The teachers' contract is one of several areas that set the more outspoken Le apart from Kauffman and Muskin.
"That's the contract, and I would honor the contract," Muskin said. She explained that breaking the agreement would send teacher morale tumbling. Kauffman said the county must keep up with the generous pay scale in nearby Fairfax County, and with the cost of living. "We're all competing for a talent pool," he said.
Le, by contrast, opposes the raises and the influence wielded by the teachers association, which he referred to as the "Montgomery County Extortion Association" during a telephone interview. He said labor support has packed the school board with people who "owe their allegiance to anything that benefits the union."
Another sensitive point in the coming election is the relationship between the school board and Weast, who is in his ninth year as superintendent. The school board has long been viewed by some parent leaders as his rubber stamp.

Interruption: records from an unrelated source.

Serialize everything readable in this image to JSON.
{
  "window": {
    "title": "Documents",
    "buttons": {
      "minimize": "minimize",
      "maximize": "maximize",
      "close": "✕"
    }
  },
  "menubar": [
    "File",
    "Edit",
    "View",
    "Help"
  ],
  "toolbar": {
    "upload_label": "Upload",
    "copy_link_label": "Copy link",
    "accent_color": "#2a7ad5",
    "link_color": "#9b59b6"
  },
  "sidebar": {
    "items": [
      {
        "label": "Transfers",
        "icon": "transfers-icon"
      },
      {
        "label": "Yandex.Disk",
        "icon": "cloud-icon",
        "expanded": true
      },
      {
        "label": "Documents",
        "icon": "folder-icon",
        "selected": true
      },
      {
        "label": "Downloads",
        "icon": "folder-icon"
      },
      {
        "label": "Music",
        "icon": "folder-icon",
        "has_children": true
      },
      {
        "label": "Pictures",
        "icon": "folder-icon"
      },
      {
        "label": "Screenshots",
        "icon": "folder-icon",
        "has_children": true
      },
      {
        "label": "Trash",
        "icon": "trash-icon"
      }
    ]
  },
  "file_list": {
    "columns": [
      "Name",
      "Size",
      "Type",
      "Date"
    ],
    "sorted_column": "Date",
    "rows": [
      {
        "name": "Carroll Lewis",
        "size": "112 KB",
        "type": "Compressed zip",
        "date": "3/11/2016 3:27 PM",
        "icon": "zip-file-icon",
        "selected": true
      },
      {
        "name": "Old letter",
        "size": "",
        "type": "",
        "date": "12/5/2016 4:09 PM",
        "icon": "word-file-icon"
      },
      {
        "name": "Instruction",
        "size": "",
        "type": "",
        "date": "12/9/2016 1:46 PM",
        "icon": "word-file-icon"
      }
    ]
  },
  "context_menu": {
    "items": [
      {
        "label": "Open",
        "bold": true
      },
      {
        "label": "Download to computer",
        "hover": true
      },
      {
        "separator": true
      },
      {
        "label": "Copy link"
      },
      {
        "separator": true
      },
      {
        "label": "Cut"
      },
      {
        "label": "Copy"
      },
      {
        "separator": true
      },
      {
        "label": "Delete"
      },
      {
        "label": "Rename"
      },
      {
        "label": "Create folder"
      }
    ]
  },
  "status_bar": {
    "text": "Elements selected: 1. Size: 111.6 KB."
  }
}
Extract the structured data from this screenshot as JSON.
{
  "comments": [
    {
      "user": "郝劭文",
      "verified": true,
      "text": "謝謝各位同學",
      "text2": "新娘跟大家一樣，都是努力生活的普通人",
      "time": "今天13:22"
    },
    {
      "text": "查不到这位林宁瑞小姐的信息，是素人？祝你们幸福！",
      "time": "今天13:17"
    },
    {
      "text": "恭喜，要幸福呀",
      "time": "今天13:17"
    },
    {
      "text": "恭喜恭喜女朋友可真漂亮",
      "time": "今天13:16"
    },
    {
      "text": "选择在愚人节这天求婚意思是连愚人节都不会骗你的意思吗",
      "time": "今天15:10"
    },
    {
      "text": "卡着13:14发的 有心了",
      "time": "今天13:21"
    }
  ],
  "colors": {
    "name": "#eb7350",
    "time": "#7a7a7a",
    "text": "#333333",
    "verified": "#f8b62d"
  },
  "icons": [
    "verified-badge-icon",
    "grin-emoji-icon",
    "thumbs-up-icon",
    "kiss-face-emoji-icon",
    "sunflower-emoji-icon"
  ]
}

The addition of three strong community activists to the board -- Navarro, Barclay and the since-departed Valerie Ervin, now a member of the County Council -- has changed the dynamic somewhat in recent years, but Weast is still widely viewed as a dominating presence at the board table.
Some parents felt betrayed when board members did not reverse a decision by Weast in late 2006 to phase out a program that housed special-needs students in self-contained Secondary Learning Centers within middle and high schools. Weast agreed, under considerable pressure, to slow the phase-out so that all students in the centers could stay through graduation. But antipathy remains.
Both Muskin and Kauffman said they believe the school board is doing a better job than it was two or three years ago at overseeing the superintendent and his programs.
"It's not that the school board needs to be hostile," Muskin said. "The point is, you can ask questions."
For the most part, the candidates do not suggest radical changes for Maryland's largest school system. They generally propose working harder on initiatives already in place.
Muskin said she would like to see more students participate in accelerated courses and programs and said the school system should redouble its efforts to raise the graduation rate.
Kauffman said he wants to see the middle school initiative successfully implemented, and he favors "meaningful efforts to increase parent involvement," exemplified by the school system's new Parent Academy program.
Asked what changes he might make if elected, Le said he would rewrite the curriculum to stress citizenship, duty and a sense of "good and evil." Kauffman said he would end social promotion, the practice in public education of advancing students through the grades by age rather than academic ability. Muskin said she would expand the hours of departments that interact regularly with parents, so that someone would be on hand "from 6 in the morning to 8 at night," to fit the schedules of working parents.
Both Apple and Seubert said they feel standardized testing has become excessive in the school system. Apple said pressure to score well has driven teachers to teach to the tests. Seubert said he would put a moratorium on testing that is not required by the state or federal government.
Seubert's broader focus is on reducing demands that distract teachers from planning and teaching their lessons, based on his own experience in the classroom. "Every year, it seemed like more and more was put onto the teachers," he said.
Apple said the school board is disconnected from the community, and he cited his experience fighting boundary changes in his neighborhood. "I don't see them being receptive or communicative," he said.